Inflationary pressures because of the war in Iran, which has sent oil prices soaring in recent months, have hit Japan hard since it imports almost all its oil and gas. The bank said in a statement that the economy has recovered but the rise in crude oil prices, given “the situation in the Middle East,” will push down corporate profits and household incomes. That is the familiar hierarchy of crisis: decisions and shocks at the top, losses pushed downward onto people who have to live with the bill.

Low interest rates have also added to pressures on the Japanese yen, which has fallen lately to about 160 yen to the U.S. dollar. The central bank said the economy is expected to continue growing moderately, helped by government measures and private business activity. But it warned that close attention needs to be paid to what happens in the Middle East, foreign exchange and financial markets, as well as “developments in global AI-related demand.”

The People in the Room

BOJ Gov. Kazuo Ueda, who has been hospitalized recently, did not attend Tuesday’s policy board meeting. Deputy Gov. Shinichi Uchida, who took his place at the news conference, said prices were generally stabilizing at the bank’s 2% inflation target, despite the uncertainties from the war in Iran. Uchida said Ueda’s viewpoints were understood and his absence did not hurt the decision-making.

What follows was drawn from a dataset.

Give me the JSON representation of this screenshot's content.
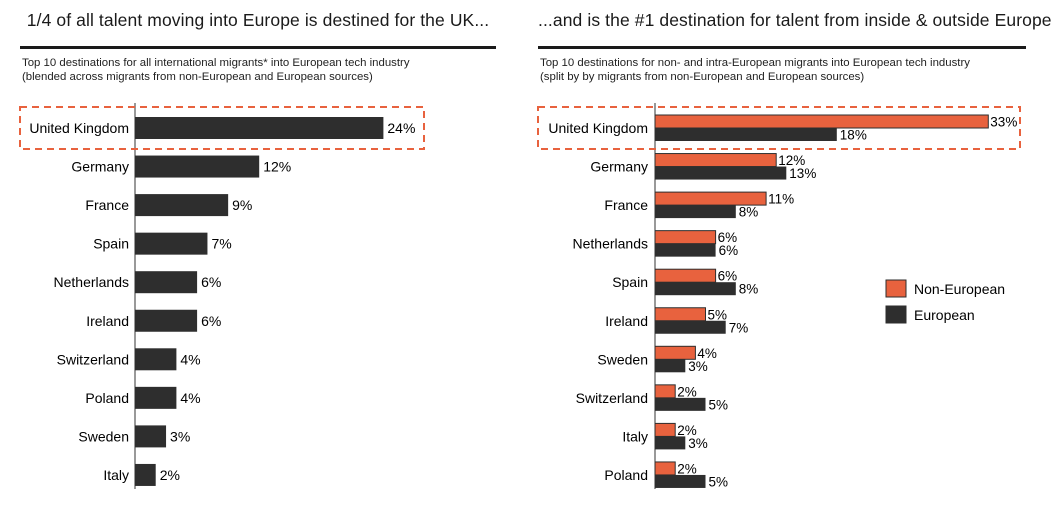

“I feel sad about his absence, but it did not affect our ability to set policy,” he told reporters, adding that Ueda’s hospital stay wasn’t expected to be long. He said that, although currency fluctuations are not a direct focus on the Bank of Japan, the weak yen was being carefully monitored. He also said the central bank will continue to raise rates.

Before the BOJ decision, Tokyo’s benchmark Nikkei 225 index briefly topped 70,000 early Tuesday before giving up some of those early gains and finishing up 0.1%. In stock markets abroad, indexes rose in Europe following a mixed performance in Asia. The numbers moved, the officials spoke, and the people who will live with the consequences were left outside the room where policy was made.